I'm back home for summer break, and I'm having the time of my life. Well, sort of.
Tazewell is in the heart of deep southwestern Virginia, distant from nearly every major city in the state, except Roanoke (which isn't really a major city, but I digress).
Tech is the only well-known Virginia college relatively close by, only a two-hour drive away.
Nearly everywhere in this region of the state is rural. People often say that living here is like living in another state. In many ways, both good and bad, this is true.
Life here couldn't be more different than at U.Va.: I work at a small convenience store; many of my friends, even from high school, are far away from here, working summer jobs elsewhere. My life is much simpler, much more laid-back.
Finding stuff to do here is extremely difficult though. To get to the nearest mall, which is pretty much the equivalent of C'ville's Fashion Square Mall, I have to take a 45-minute drive into West Virginia. The nearest interstate, I-77, is about a 30-minute drive away. There also isn't much to do here after, say, eight o'clock at night, so clubbing isn't an option. But we do have the 24-7 Wal-Mart.
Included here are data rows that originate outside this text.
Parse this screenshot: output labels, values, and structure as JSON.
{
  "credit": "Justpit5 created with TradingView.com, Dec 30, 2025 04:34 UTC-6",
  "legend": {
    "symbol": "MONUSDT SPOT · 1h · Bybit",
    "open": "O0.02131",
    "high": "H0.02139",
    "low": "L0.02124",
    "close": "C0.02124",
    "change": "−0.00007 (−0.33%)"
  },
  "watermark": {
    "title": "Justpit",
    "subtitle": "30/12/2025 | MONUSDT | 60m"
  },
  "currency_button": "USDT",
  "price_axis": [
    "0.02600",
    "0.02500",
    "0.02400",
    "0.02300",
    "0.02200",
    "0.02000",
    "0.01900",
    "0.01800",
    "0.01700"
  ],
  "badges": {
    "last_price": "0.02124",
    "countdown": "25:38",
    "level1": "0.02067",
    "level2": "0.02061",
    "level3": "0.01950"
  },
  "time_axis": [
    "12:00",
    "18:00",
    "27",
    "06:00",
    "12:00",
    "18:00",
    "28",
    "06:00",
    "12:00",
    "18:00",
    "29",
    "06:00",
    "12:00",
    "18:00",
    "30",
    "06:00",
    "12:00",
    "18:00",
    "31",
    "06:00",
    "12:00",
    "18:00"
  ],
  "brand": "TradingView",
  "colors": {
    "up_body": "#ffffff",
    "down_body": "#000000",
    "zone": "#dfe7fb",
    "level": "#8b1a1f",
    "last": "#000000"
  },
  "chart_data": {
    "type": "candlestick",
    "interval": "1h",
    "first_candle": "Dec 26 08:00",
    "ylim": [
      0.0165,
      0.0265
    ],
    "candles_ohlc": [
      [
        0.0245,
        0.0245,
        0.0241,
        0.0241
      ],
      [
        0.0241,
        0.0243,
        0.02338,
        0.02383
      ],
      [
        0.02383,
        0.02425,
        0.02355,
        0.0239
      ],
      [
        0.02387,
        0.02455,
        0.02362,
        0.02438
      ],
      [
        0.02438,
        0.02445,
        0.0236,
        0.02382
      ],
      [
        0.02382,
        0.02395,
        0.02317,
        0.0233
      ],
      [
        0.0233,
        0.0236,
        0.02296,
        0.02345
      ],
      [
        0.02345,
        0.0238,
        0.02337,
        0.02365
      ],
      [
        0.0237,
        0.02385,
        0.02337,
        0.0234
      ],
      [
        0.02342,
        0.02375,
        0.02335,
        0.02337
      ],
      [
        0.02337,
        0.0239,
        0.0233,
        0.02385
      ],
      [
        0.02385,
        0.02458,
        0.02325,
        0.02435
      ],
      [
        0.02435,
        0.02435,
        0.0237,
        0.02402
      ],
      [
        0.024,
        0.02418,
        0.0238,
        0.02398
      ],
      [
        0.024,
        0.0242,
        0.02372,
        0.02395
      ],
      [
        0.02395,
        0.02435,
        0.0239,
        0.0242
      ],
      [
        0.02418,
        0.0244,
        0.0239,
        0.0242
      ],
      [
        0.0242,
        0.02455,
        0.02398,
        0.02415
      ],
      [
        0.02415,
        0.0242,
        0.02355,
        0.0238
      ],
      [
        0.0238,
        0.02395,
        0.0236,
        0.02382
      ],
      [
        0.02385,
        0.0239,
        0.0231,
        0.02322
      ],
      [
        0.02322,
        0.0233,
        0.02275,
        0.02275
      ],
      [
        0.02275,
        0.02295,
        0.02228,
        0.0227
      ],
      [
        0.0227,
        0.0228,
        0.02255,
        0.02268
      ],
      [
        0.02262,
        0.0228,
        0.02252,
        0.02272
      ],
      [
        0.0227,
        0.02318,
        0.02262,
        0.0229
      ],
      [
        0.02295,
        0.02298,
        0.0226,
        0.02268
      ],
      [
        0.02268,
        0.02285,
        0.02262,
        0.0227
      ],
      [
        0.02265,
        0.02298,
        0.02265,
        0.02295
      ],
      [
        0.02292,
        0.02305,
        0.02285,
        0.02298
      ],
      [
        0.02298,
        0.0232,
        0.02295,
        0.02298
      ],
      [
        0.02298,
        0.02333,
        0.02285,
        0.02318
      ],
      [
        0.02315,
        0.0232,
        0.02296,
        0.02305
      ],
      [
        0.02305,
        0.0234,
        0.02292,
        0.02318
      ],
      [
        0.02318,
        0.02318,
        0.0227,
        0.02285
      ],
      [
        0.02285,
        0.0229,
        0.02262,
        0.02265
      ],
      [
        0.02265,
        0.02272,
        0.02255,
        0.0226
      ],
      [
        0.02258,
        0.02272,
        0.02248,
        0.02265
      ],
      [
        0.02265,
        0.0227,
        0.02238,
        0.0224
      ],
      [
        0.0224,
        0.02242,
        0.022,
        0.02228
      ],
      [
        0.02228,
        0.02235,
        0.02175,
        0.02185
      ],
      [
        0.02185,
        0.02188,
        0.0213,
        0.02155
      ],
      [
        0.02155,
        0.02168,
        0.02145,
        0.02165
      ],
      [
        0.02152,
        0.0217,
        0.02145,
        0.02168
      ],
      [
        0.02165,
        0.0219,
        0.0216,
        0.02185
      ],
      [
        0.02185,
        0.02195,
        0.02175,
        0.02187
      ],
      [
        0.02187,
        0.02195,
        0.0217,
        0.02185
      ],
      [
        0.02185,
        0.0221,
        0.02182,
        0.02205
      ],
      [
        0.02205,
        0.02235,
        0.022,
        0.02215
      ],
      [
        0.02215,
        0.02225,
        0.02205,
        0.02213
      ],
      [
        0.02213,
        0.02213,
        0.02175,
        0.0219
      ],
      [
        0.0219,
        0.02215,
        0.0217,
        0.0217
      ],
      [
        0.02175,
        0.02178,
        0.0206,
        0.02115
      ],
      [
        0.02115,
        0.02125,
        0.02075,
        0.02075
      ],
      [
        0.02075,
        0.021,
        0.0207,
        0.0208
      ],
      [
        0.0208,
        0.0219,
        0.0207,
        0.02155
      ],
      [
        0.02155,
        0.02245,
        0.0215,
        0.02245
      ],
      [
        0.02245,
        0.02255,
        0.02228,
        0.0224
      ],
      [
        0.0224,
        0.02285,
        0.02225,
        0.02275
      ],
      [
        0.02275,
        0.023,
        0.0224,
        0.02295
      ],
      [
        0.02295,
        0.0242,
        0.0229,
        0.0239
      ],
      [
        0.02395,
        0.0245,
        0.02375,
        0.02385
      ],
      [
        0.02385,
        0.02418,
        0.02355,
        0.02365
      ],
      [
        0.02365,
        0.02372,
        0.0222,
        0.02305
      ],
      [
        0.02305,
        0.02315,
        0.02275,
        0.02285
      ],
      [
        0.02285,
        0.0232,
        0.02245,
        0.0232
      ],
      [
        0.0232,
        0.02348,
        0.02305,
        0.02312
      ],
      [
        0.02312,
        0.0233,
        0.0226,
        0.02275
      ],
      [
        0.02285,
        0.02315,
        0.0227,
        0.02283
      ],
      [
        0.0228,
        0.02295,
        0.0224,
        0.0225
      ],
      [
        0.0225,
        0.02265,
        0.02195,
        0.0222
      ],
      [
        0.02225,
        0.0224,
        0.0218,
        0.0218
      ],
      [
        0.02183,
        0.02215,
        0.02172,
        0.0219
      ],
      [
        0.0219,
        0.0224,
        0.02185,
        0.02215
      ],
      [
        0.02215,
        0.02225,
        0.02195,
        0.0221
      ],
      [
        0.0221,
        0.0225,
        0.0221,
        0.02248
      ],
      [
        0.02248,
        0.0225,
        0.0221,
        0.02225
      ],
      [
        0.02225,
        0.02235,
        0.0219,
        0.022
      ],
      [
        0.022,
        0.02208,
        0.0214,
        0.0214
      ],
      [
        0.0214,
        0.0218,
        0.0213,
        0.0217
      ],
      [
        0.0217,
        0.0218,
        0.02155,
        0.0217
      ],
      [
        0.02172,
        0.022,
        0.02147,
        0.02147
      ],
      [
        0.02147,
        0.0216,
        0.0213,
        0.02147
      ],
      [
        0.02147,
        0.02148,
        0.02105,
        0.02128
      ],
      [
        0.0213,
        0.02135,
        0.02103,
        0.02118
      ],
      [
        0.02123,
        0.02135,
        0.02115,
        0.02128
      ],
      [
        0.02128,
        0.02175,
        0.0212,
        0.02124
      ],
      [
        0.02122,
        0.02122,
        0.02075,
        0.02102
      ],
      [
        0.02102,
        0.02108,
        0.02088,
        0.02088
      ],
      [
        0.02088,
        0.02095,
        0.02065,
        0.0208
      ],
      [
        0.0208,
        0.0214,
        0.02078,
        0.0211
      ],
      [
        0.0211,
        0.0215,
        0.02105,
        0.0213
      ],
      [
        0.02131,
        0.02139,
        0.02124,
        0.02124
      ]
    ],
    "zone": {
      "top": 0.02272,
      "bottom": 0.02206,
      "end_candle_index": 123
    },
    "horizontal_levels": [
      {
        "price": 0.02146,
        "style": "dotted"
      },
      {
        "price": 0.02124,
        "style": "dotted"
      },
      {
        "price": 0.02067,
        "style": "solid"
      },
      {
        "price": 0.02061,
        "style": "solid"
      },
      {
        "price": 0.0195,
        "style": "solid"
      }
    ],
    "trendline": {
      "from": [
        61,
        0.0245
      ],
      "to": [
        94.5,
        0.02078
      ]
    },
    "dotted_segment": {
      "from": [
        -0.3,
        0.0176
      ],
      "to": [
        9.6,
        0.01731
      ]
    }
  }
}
To some people (especially desperate, sex-deprived rednecks), the Wal-Mart is like a nightclub. At work, I've even overheard guys talk about heading out to Wal-Mart to "pick up chicks."
Rednecks, although jaded and sometimes bigoted, aren't all bad. And they are, for better or worse, an integral part of our culture. Some are hardworking farmers and miners, men who slave 14 hours a day to take care of their livestock, or to dig coal out of the mines from 1,400 feet below. Education is something they never had time for. Many of them have been working on their farms, most of which have been owned by their families for generations, practically since birth.
And if your car ever breaks down in the middle of nowhere, you can often count on them to help you out.
Also, the prospect of finding a summer job that pays well is about as strong as that of a stripper finding work in a nudist colony. Few businesses, with the exception of restaurants, convenience stores and the like, hire people for temporary work.
To find stuff to do during my free time, I've had to exercise a lot of creativity. Racing high school kids is always fun - my 1995 Oldsmobile can do 0 to 60 in, well, I don't know, but pretty damn fast. But often I just go out to occasional house parties and hang out.
Despite the obvious drawbacks to living here, it's not all that bad. Since it's agrarian, my hometown is picturesque. In the horizon is a beautiful view of mountains wherever you drive.
Summer is comfortably warm - much milder and less humid than in C'ville or Northern Virginia.
The picturesque beauty betrays the pure, pollution-free quality of the area. You can climb a mountain and see virtually the entire horizon if the weather is clear.
Overall, I've been good. My feelings toward this place have are marked with ambivalence: Tazewell has been both refreshing and enervating, exciting and tedious. Call me unoriginal, call me cheesy, but there's no place like home.